The air vehicle’s radar payload is RST’s WSMS-S side-looking imaging radar. It is designed for fast coverage of huge areas most typical of the maritime security environment. “The radar’s swath width is quoted at approximately 40km (switchable left or right), depending on the resolution,” Uwe Karl, RST’s Head of Sales and Marketing, told MONS. An area measuring up to 4,000sqkm can be monitored within an hours, according to RST, a German company specialising in space-borne, airborne, and ground-based radars.

The story does not end here. The gyrocopter can also deploy small unmanned aircraft for surveillance missions far away from the GCS. “Up to four drones can be carried,” Karl added. He also suggested to MONS that the gyrocopter’s very slow flying capability and the fact that it’s rotor does not produce ‘down-wash’ effects make it possible to mount the drones underneath the air vehicle. When deployed, the drones cannot be recovered in flight but the can be landed safely.

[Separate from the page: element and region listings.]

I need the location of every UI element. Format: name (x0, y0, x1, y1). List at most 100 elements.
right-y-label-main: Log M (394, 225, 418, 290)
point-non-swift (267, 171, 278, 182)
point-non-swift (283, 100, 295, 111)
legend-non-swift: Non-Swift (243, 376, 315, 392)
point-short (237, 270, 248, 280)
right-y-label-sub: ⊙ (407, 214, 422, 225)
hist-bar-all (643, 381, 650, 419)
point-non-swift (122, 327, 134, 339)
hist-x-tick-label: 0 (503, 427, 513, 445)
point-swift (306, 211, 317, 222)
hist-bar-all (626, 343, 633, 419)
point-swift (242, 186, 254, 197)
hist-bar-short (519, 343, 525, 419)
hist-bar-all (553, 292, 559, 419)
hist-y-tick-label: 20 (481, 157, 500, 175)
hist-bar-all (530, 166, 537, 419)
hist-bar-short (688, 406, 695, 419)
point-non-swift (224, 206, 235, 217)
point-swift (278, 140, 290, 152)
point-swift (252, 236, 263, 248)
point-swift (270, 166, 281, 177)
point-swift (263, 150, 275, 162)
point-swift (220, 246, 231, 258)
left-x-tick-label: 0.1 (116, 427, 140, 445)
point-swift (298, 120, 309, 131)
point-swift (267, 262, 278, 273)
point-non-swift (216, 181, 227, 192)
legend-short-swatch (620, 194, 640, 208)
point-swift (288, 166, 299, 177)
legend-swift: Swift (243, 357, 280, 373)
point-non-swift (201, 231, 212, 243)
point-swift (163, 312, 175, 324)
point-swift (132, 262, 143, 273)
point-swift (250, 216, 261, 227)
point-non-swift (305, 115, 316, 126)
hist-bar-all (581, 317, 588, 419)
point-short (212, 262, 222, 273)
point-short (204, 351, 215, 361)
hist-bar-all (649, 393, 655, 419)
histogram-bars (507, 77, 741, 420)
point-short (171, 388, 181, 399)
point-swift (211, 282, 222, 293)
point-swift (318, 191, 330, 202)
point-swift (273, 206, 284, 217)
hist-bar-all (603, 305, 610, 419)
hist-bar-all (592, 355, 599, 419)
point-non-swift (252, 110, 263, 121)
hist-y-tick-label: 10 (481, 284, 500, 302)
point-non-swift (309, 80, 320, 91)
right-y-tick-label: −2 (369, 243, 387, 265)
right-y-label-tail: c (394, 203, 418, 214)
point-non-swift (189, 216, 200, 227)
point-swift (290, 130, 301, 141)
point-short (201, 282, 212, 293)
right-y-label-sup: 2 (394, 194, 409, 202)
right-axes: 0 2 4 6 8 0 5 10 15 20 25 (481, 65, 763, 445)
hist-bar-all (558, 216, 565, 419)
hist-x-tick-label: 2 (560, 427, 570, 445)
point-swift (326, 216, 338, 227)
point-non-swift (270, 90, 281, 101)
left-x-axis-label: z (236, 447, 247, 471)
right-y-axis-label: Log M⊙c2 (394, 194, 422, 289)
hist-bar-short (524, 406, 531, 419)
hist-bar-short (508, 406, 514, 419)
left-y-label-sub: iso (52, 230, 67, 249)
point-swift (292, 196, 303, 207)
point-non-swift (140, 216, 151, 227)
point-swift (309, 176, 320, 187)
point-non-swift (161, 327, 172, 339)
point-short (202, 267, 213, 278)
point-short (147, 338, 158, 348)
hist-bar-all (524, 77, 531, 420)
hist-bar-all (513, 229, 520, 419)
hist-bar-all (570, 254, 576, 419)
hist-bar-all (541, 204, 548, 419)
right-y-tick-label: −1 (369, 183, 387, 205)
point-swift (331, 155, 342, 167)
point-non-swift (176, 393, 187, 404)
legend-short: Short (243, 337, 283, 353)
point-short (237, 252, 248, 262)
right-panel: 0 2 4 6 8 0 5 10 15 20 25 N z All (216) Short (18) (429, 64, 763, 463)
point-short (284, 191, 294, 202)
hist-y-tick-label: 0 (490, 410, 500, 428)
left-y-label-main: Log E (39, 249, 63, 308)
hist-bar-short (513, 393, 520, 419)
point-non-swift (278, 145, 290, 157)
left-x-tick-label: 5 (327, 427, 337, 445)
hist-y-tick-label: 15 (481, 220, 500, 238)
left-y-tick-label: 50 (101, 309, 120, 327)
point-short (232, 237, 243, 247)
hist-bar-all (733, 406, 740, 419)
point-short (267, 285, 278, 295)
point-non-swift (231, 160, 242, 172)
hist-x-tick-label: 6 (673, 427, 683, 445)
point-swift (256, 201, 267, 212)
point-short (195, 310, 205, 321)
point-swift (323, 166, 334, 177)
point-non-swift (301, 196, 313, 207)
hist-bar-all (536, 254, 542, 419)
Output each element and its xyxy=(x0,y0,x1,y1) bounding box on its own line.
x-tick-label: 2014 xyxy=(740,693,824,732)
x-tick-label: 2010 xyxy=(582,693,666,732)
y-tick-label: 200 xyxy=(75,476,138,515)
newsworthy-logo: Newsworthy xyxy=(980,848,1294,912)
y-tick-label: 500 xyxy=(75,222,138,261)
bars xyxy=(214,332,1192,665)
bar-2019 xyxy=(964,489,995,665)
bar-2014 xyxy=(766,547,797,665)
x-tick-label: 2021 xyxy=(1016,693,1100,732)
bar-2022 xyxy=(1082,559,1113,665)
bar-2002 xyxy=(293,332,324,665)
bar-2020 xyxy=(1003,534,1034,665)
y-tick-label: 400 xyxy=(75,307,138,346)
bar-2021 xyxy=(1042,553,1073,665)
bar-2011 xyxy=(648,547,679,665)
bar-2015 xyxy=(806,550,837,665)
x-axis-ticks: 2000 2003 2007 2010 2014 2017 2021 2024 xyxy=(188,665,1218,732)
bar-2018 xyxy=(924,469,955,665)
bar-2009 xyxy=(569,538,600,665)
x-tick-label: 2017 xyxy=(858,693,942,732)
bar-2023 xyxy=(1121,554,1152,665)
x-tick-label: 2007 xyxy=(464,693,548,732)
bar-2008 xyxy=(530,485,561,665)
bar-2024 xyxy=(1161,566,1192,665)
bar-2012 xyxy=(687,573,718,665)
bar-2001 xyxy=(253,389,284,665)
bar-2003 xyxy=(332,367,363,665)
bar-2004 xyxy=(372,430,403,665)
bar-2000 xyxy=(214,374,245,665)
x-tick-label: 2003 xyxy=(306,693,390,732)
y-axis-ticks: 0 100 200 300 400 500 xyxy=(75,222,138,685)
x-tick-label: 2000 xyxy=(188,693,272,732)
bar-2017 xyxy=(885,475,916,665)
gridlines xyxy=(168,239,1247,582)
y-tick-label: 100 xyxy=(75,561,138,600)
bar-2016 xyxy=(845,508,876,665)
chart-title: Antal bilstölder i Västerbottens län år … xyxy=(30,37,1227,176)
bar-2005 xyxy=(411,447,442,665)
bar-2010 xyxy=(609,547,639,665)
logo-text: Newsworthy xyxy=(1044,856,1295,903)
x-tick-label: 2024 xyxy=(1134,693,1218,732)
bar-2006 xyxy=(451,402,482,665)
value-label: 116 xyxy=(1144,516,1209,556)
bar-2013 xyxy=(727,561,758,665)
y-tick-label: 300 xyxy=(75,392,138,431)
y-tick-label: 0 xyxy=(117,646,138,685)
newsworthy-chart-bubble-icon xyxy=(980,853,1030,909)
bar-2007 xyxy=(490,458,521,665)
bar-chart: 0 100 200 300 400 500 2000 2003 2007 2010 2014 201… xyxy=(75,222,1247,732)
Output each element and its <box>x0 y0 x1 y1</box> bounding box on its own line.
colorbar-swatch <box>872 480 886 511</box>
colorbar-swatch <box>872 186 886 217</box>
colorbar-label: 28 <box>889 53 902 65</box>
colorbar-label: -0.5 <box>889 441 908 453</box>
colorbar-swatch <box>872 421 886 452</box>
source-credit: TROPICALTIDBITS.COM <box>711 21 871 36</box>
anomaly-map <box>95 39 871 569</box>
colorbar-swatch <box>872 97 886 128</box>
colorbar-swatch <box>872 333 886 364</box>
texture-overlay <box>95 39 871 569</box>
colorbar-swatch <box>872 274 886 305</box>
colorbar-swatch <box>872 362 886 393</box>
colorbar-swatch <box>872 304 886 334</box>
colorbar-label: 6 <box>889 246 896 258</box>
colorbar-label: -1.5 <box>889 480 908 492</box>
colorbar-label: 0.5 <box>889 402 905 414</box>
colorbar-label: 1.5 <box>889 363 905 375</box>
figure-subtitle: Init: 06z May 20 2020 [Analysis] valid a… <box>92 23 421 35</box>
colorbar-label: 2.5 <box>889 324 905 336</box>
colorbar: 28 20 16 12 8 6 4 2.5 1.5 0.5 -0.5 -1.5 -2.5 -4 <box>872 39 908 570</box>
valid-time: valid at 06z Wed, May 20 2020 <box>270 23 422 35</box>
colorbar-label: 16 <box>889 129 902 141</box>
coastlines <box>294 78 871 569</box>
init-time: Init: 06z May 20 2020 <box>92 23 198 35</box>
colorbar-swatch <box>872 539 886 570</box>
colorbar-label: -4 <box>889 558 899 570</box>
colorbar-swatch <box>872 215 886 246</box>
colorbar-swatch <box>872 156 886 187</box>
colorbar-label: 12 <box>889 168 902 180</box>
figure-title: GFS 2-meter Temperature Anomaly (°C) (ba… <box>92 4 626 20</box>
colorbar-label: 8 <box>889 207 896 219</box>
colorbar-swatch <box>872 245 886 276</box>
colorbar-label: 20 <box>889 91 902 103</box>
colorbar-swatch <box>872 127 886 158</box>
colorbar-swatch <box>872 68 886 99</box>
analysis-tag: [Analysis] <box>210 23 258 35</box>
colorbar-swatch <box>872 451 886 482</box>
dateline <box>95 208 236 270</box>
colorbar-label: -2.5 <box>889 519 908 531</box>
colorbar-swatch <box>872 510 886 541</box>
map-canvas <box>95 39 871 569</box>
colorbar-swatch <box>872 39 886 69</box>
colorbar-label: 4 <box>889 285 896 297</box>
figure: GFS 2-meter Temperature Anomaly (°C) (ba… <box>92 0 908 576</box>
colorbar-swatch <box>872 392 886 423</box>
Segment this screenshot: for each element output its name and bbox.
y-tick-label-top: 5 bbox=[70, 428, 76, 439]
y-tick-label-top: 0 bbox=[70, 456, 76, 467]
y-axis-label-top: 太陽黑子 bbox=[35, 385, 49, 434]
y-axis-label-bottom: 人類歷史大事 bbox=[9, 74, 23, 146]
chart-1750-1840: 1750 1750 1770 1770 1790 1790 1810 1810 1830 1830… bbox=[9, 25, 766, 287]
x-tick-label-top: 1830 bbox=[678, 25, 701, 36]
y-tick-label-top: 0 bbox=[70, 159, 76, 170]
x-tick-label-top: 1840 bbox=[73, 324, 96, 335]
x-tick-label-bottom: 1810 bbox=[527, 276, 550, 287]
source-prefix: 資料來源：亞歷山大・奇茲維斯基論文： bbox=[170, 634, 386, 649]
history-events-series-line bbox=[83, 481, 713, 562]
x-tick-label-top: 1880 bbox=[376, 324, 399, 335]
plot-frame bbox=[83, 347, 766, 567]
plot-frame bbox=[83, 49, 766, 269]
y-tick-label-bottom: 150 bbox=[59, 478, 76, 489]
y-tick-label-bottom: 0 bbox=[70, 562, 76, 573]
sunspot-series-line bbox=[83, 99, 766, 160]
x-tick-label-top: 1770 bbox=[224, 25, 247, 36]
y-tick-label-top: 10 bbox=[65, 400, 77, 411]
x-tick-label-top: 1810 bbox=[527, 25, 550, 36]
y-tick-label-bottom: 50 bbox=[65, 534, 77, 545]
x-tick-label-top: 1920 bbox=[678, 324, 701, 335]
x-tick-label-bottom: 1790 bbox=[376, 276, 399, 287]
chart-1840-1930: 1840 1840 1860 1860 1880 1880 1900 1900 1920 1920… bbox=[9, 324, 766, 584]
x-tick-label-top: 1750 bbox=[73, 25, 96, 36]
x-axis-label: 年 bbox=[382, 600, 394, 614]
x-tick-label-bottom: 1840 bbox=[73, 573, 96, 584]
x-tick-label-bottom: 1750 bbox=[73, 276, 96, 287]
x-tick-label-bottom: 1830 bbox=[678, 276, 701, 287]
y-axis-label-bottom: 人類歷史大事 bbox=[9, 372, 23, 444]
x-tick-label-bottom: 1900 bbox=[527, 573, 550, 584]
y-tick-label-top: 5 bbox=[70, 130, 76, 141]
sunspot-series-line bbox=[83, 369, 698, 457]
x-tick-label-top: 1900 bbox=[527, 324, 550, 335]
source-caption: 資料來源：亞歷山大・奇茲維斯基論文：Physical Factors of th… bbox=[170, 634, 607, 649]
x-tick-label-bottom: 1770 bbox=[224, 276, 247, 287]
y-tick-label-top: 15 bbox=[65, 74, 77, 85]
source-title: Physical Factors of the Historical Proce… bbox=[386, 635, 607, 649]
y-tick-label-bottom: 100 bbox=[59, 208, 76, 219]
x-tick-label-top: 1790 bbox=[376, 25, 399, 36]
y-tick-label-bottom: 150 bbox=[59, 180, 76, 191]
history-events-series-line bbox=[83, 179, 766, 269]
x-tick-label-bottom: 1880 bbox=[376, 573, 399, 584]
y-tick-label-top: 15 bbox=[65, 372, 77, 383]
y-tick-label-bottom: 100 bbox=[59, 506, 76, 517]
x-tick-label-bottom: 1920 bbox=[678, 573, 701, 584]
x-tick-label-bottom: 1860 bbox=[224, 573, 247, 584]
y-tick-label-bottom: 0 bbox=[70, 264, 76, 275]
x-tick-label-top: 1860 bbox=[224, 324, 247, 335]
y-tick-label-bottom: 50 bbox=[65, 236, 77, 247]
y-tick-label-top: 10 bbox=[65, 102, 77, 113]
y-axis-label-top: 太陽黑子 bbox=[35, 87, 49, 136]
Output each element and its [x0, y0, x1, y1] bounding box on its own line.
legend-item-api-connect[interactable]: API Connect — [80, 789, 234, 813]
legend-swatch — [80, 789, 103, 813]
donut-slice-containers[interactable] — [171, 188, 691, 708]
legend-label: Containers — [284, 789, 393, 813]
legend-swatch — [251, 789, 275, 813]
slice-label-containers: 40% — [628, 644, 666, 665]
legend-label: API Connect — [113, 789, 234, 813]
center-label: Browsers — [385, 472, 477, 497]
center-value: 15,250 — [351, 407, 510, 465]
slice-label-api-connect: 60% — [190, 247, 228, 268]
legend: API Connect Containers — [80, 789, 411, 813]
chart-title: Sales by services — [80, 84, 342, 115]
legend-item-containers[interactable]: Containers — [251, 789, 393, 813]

M4Com also promotes two other electronic components: the MAuS-ISR modular multi-intelligence exploitation system and LinkFinity, a full duplex IP stream and control data link system. The latter provides the capability to control the EO/IR sensor gimbal, as well as radar and other data acquisition sensors. Besides this, LinkFinity enables configurable broadband down- and uplink, the provision to send and receive video or IP streams and control data.

Maus is described as a “multi-user-capable system” based on open military and industry standards, enabling accurate access to both central and external databases, including VIDIS that is M4Com’s video exploitation and surveillance tool.